Bencana Longsor Telan Dua Orang Meninggal Di Jombang, Sumardi Tawarkan Relokasi
Anggota Komisi A DPRD Jatim Sumardi (tengah) bersama Kades Sambirejo Sungkono dan anggota fraksi Golkar Kab. Jombang Arif Sutikno. (foto/istimewa)

“Karena masyarakat tetap ada rasa kurang kepercayaan atau trauma terhadap bencana. Utamanya memberikan penguatan mental agar tidak kembali ke lokasi yang terdampak,” ujar Sungkono.

Sungkono menyatakan tahun 2024 lalu sebelum bencana ini terjadi dan memakan korban, pihaknya sudah mengingatkan warga yang tinggal di area tersebut untuk pindah berdasarkan assessment BPBD Jombang.

Sebab, lokasi rumah warga sangat rawan tertimpa longsor. Total ada 12 rumah yang berada di bawah tebing dan 16 rumah lainnya yang masuk di zona merah.

Dari 28 rumah itu, hanya ada dua orang yang mau direlokasi tahun 2024 dan warga lain menolak.

“Ya, tahun lalu sudah diingatkan, tapi hanya dua warga yang mau relokasi. Harapannya semua rumah warga yang terdata di zona merah mau direlokasi,” katanya.

Saat itu, puluhan warga tersebut berada di pengungsian Gedung Sanggar Seni Desa Sambirejo terutama wanita dan anak-anak.

Sedangkan, kaum lelaki tetap berada di rumah masing-masing di pagi hari karena menjaga hewan ternak, harta benda, dan juga bekerja.

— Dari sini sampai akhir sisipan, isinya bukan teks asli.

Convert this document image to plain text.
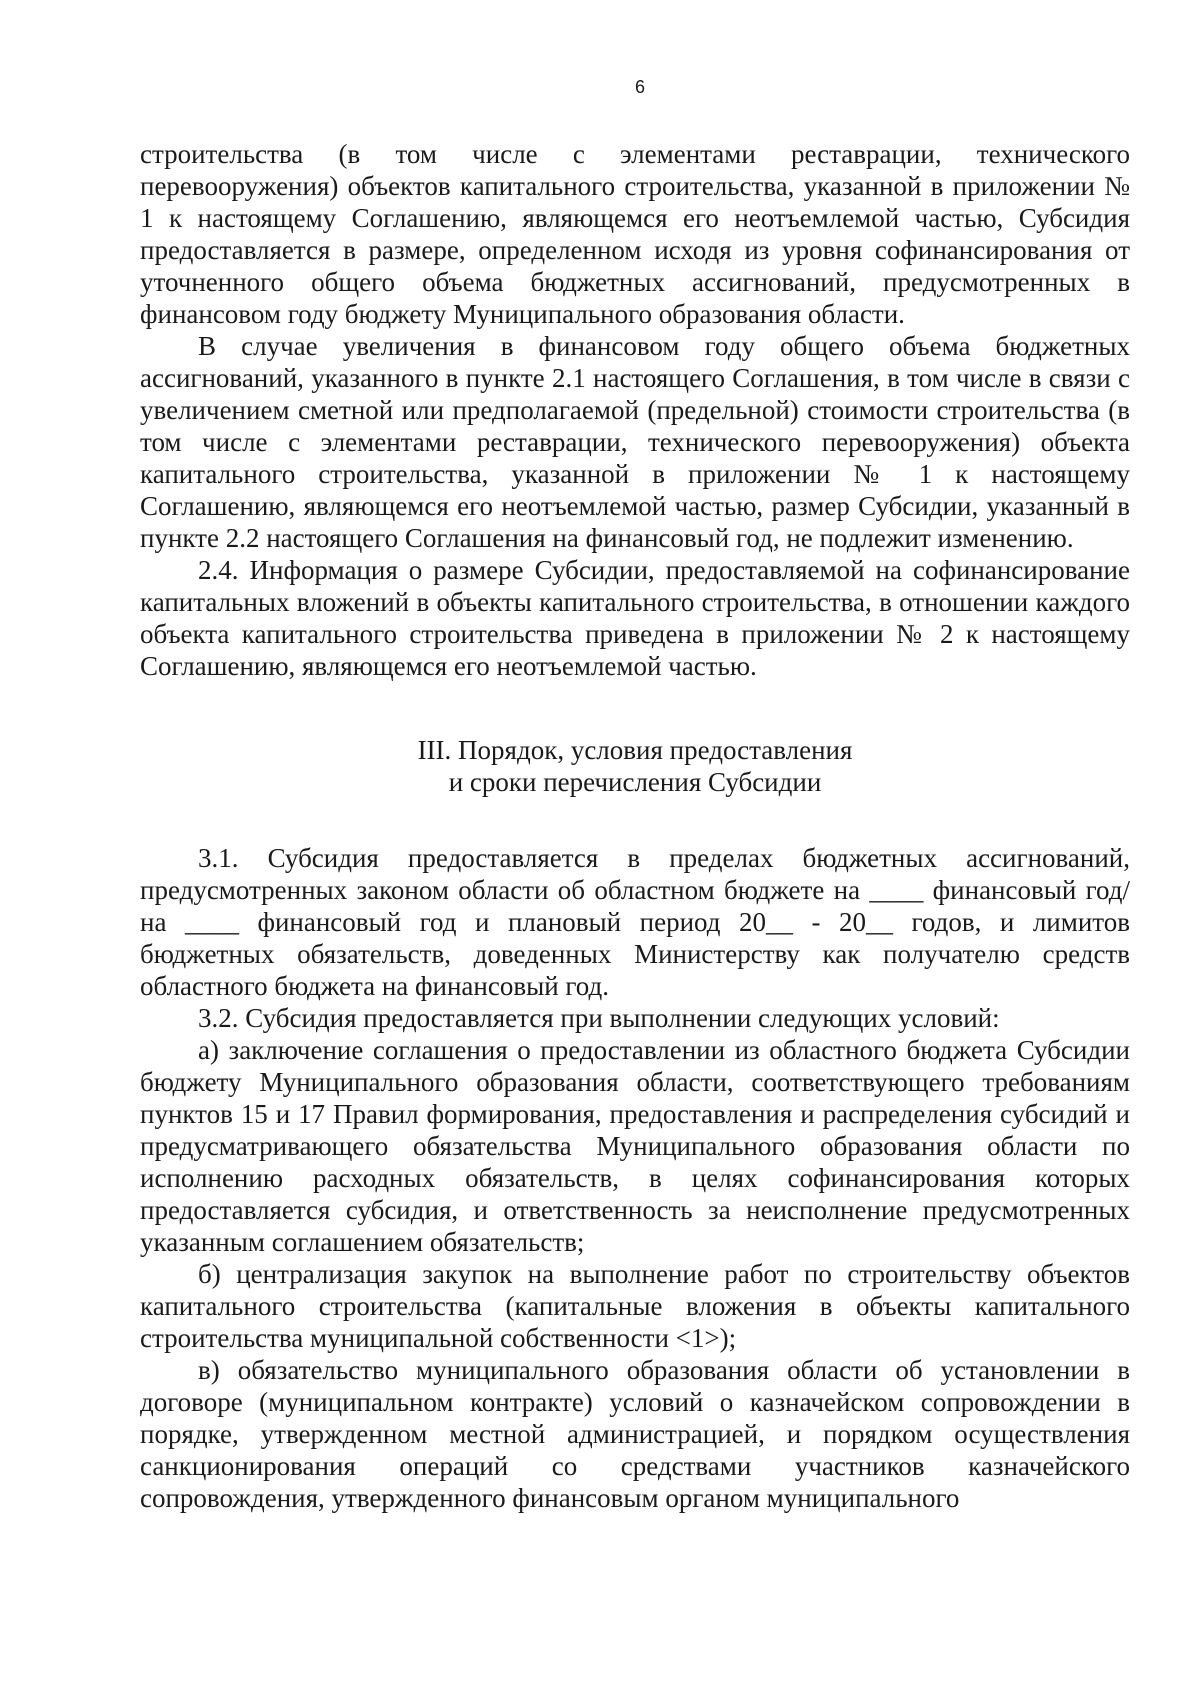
6

строительства (в том числе с элементами реставрации, технического перевооружения) объектов капитального строительства, указанной в приложении № 1 к настоящему Соглашению, являющемся его неотъемлемой частью, Субсидия предоставляется в размере, определенном исходя из уровня софинансирования от уточненного общего объема бюджетных ассигнований, предусмотренных в финансовом году бюджету Муниципального образования области.

В случае увеличения в финансовом году общего объема бюджетных ассигнований, указанного в пункте 2.1 настоящего Соглашения, в том числе в связи с увеличением сметной или предполагаемой (предельной) стоимости строительства (в том числе с элементами реставрации, технического перевооружения) объекта капитального строительства, указанной в приложении № 1 к настоящему Соглашению, являющемся его неотъемлемой частью, размер Субсидии, указанный в пункте 2.2 настоящего Соглашения на финансовый год, не подлежит изменению.

2.4. Информация о размере Субсидии, предоставляемой на софинансирование капитальных вложений в объекты капитального строительства, в отношении каждого объекта капитального строительства приведена в приложении № 2 к настоящему Соглашению, являющемся его неотъемлемой частью.

III. Порядок, условия предоставления
и сроки перечисления Субсидии

3.1. Субсидия предоставляется в пределах бюджетных ассигнований, предусмотренных законом области об областном бюджете на ____ финансовый год/на ____ финансовый год и плановый период 20__ - 20__ годов, и лимитов бюджетных обязательств, доведенных Министерству как получателю средств областного бюджета на финансовый год.

3.2. Субсидия предоставляется при выполнении следующих условий:

а) заключение соглашения о предоставлении из областного бюджета Субсидии бюджету Муниципального образования области, соответствующего требованиям пунктов 15 и 17 Правил формирования, предоставления и распределения субсидий и предусматривающего обязательства Муниципального образования области по исполнению расходных обязательств, в целях софинансирования которых предоставляется субсидия, и ответственность за неисполнение предусмотренных указанным соглашением обязательств;

б) централизация закупок на выполнение работ по строительству объектов капитального строительства (капитальные вложения в объекты капитального строительства муниципальной собственности <1>);

в) обязательство муниципального образования области об установлении в договоре (муниципальном контракте) условий о казначейском сопровождении в порядке, утвержденном местной администрацией, и порядком осуществления санкционирования операций со средствами участников казначейского сопровождения, утвержденного финансовым органом муниципального
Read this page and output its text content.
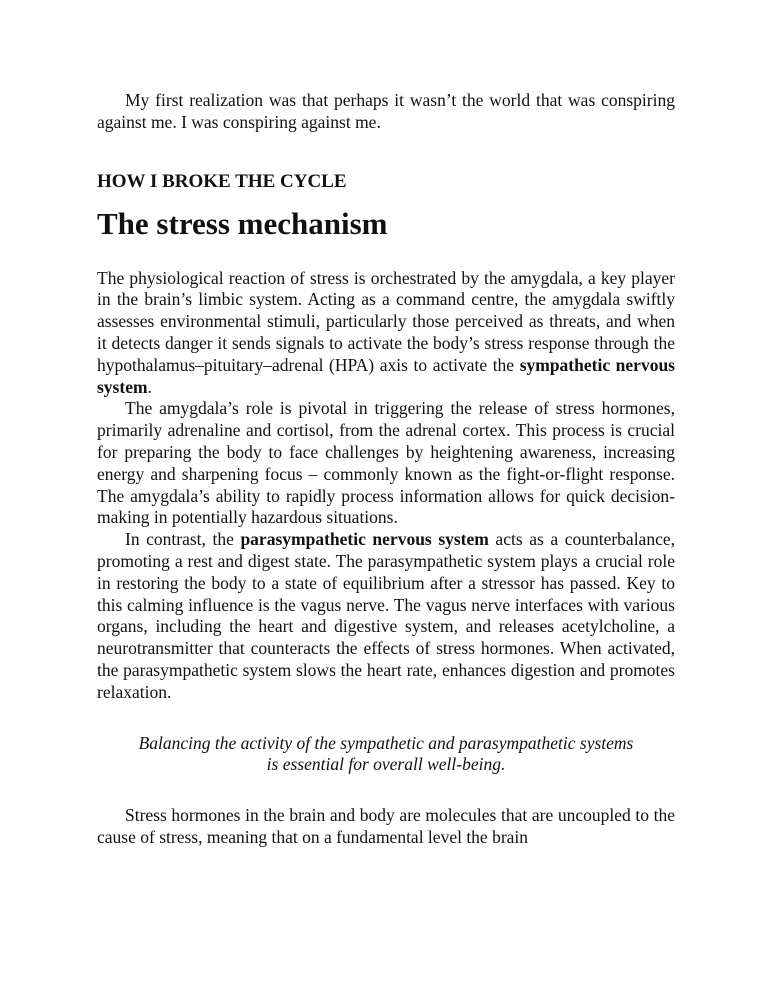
My first realization was that perhaps it wasn’t the world that was conspiring against me. I was conspiring against me.

HOW I BROKE THE CYCLE
The stress mechanism

The physiological reaction of stress is orchestrated by the amygdala, a key player in the brain’s limbic system. Acting as a command centre, the amygdala swiftly assesses environmental stimuli, particularly those perceived as threats, and when it detects danger it sends signals to activate the body’s stress response through the hypothalamus–pituitary–adrenal (HPA) axis to activate the sympathetic nervous system.

The amygdala’s role is pivotal in triggering the release of stress hormones, primarily adrenaline and cortisol, from the adrenal cortex. This process is crucial for preparing the body to face challenges by heightening awareness, increasing energy and sharpening focus – commonly known as the fight-or-flight response. The amygdala’s ability to rapidly process information allows for quick decision-making in potentially hazardous situations.

In contrast, the parasympathetic nervous system acts as a counterbalance, promoting a rest and digest state. The parasympathetic system plays a crucial role in restoring the body to a state of equilibrium after a stressor has passed. Key to this calming influence is the vagus nerve. The vagus nerve interfaces with various organs, including the heart and digestive system, and releases acetylcholine, a neurotransmitter that counteracts the effects of stress hormones. When activated, the parasympathetic system slows the heart rate, enhances digestion and promotes relaxation.

Balancing the activity of the sympathetic and parasympathetic systems
is essential for overall well-being.

Stress hormones in the brain and body are molecules that are uncoupled to the cause of stress, meaning that on a fundamental level the brain
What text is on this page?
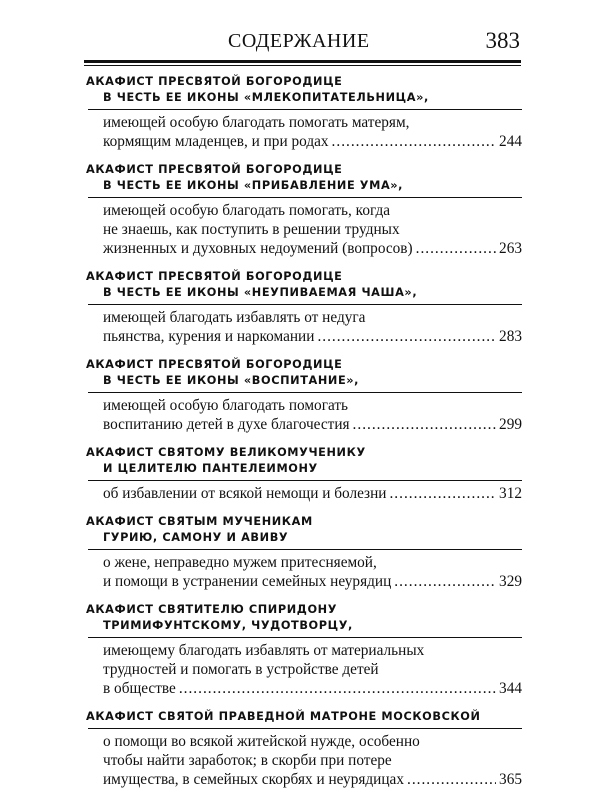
СОДЕРЖАНИЕ	383
АКАФИСТ ПРЕСВЯТОЙ БОГОРОДИЦЕ
В ЧЕСТЬ ЕЕ ИКОНЫ «МЛЕКОПИТАТЕЛЬНИЦА»,
имеющей особую благодать помогать матерям,
кормящим младенцев, и при родах .....	244
АКАФИСТ ПРЕСВЯТОЙ БОГОРОДИЦЕ
В ЧЕСТЬ ЕЕ ИКОНЫ «ПРИБАВЛЕНИЕ УМА»,
имеющей особую благодать помогать, когда
не знаешь, как поступить в решении трудных
жизненных и духовных недоумений (вопросов) .....	263
АКАФИСТ ПРЕСВЯТОЙ БОГОРОДИЦЕ
В ЧЕСТЬ ЕЕ ИКОНЫ «НЕУПИВАЕМАЯ ЧАША»,
имеющей благодать избавлять от недуга
пьянства, курения и наркомании .....	283
АКАФИСТ ПРЕСВЯТОЙ БОГОРОДИЦЕ
В ЧЕСТЬ ЕЕ ИКОНЫ «ВОСПИТАНИЕ»,
имеющей особую благодать помогать
воспитанию детей в духе благочестия .....	299
АКАФИСТ СВЯТОМУ ВЕЛИКОМУЧЕНИКУ
И ЦЕЛИТЕЛЮ ПАНТЕЛЕИМОНУ
об избавлении от всякой немощи и болезни .....	312
АКАФИСТ СВЯТЫМ МУЧЕНИКАМ
ГУРИЮ, САМОНУ И АВИВУ
о жене, неправедно мужем притесняемой,
и помощи в устранении семейных неурядиц .....	329
АКАФИСТ СВЯТИТЕЛЮ СПИРИДОНУ
ТРИМИФУНТСКОМУ, ЧУДОТВОРЦУ,
имеющему благодать избавлять от материальных
трудностей и помогать в устройстве детей
в обществе .....	344
АКАФИСТ СВЯТОЙ ПРАВЕДНОЙ МАТРОНЕ МОСКОВСКОЙ
о помощи во всякой житейской нужде, особенно
чтобы найти заработок; в скорби при потере
имущества, в семейных скорбях и неурядицах .....	365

sebab, kondisi cuaca saat ini masih bisa menyebabkan terjadinya longsor susulan.

“Sementara utamanya wanita dan anak-anak kami minta ke pengungsian, kalau yang bapak-bapak malam hari baru ke sini. Tapi kalau turun hujan, segera keluar (dari rumah) dan ke pengungsian. Takut nanti ada longsor (susulan) lagi,” katanya.

Sementara itu, Rini Setyowati, 34 tahun, salah satu warga yang rumahnya berada di lokasi rawan longsor itu mengaku ingin segera direlokasi setelah terjadinya peristiwa longsor yang menyebabkan dua orang meninggal dunia.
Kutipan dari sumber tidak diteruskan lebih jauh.